Anjalayah Mays started out playing T-ball, then gave up baseball for approximately six years before returning to the diamond.
Now entering eighth grade, the Mountain View resident is drawing notice for her play on the field.
In the spring, Anjalayah was invited to Major League Baseball’s third annual Trailblazer Series for promising young female players. MLB invited 96 girls, ages 11-13, to Compton for a weekend of training, presentations and, of course, baseball at the MLB Youth Academy.
“It was exciting,” Anjalayah said of the event, held the weekend of Jackie Robinson Day. “At first I was nervous because I didn’t know people’s skills, but it was exciting to see people from all over with all different skill sets.”
Participants – hailing from throughout the U.S., Puerto Rico and Canada – were divided into eight teams. The coaches came from several pro baseball leagues. Speakers included members of the U.S. Congress and the All-American Girls Professional Baseball League, made famous in the movie “A League of Their Own.”

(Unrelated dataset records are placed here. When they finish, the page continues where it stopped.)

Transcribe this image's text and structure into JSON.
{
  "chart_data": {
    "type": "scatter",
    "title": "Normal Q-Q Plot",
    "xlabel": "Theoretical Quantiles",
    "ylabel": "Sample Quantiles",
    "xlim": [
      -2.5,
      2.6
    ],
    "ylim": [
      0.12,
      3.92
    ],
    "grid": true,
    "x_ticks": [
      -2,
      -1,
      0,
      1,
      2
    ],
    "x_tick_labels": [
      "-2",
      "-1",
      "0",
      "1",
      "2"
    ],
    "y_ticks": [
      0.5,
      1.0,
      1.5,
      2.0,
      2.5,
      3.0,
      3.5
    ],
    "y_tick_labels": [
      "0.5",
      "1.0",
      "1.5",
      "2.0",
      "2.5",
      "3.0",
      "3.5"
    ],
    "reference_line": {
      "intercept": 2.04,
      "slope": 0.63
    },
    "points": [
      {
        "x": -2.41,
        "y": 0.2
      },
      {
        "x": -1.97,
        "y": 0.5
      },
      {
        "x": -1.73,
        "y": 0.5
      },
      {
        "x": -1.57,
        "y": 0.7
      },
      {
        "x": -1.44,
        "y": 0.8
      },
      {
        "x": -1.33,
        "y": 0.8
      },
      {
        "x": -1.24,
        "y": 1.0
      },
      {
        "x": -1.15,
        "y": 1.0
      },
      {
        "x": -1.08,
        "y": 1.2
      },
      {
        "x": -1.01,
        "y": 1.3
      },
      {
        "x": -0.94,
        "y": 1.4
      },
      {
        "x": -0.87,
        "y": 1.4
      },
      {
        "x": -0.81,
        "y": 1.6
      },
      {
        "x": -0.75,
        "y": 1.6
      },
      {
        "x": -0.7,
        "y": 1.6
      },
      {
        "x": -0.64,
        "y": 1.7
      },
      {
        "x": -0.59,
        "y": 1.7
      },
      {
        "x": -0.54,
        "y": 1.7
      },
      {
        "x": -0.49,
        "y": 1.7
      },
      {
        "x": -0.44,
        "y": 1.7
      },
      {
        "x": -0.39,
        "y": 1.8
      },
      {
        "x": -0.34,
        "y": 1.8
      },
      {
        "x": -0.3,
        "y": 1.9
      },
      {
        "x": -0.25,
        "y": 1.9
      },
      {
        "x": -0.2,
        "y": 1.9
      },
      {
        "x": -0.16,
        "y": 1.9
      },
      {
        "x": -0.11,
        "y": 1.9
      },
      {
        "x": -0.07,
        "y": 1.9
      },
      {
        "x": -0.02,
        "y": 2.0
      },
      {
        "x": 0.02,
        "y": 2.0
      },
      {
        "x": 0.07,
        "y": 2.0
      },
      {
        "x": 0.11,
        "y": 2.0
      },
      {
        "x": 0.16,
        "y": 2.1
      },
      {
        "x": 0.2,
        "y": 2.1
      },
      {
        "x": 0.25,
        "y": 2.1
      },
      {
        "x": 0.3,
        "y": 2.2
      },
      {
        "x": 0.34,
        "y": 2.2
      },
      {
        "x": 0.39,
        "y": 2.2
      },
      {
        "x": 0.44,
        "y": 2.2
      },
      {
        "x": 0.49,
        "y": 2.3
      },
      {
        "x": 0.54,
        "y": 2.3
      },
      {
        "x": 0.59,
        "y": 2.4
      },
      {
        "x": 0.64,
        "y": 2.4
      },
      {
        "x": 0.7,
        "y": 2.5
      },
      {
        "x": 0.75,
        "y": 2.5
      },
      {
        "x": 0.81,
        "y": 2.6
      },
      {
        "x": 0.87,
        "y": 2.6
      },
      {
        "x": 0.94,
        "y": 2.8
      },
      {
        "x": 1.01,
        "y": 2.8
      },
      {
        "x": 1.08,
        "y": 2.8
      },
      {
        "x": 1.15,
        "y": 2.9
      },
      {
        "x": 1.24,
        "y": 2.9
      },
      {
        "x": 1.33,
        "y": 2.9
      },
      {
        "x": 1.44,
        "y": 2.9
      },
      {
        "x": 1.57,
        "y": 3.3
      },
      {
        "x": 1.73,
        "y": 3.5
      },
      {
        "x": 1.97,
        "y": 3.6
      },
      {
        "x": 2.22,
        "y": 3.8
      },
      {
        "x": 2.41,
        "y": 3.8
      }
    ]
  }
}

Anjalayah described her experience of playing with and learning from other females at the Trailblazer series as “encouraging” and “inspiring.”
Anjalayah, who plays first base, doesn’t play with many girls on her club team with Delta Baseball; most of her teammates are boys.
“The atmosphere is different,” she said of her Trailblazer experience. “The boys weren’t unsupportive, but playing with girls felt more comfortable.”
Anjalayah, who is home-schooled, isn’t the only member of her family to play America’s pastime.
“At first I played because my brothers were playing and I looked up to them, but then it also became something really fun,” she said. “It’s an amazing game, overall.”
For Anjalayah, baseball is about “being part of a team and feeling the support of the other players,” she said. Anjalayah added that the team atmosphere at the Trailblazers series was the best part of the weekend.
“It was inspiring and different,” she said. “It made me happy to see that there were so many girls who wanted to play like I do.”
Anjalayah also praised the coaches – whom she called “amazing, inspiring, funny, helpful” – that she worked with over the weekend. She said they taught her to “experience the play more – the game inside the game. It’s a lot more complex than it looks.”
As Anjalayah advances in baseball, she hopes to meet other young girls interested in baseball.
“I got to learn so much more about the game,” she said, “and so much more about what we were doing as females playing the game.”
Anjalayah, who has no interest in switching to softball, said she hopes to play baseball well into high school.
She also offered some advice for other girls who want to give the game a try.
“Go out there and do it,” she said. “Just believe in yourself, have perseverance and have fun.”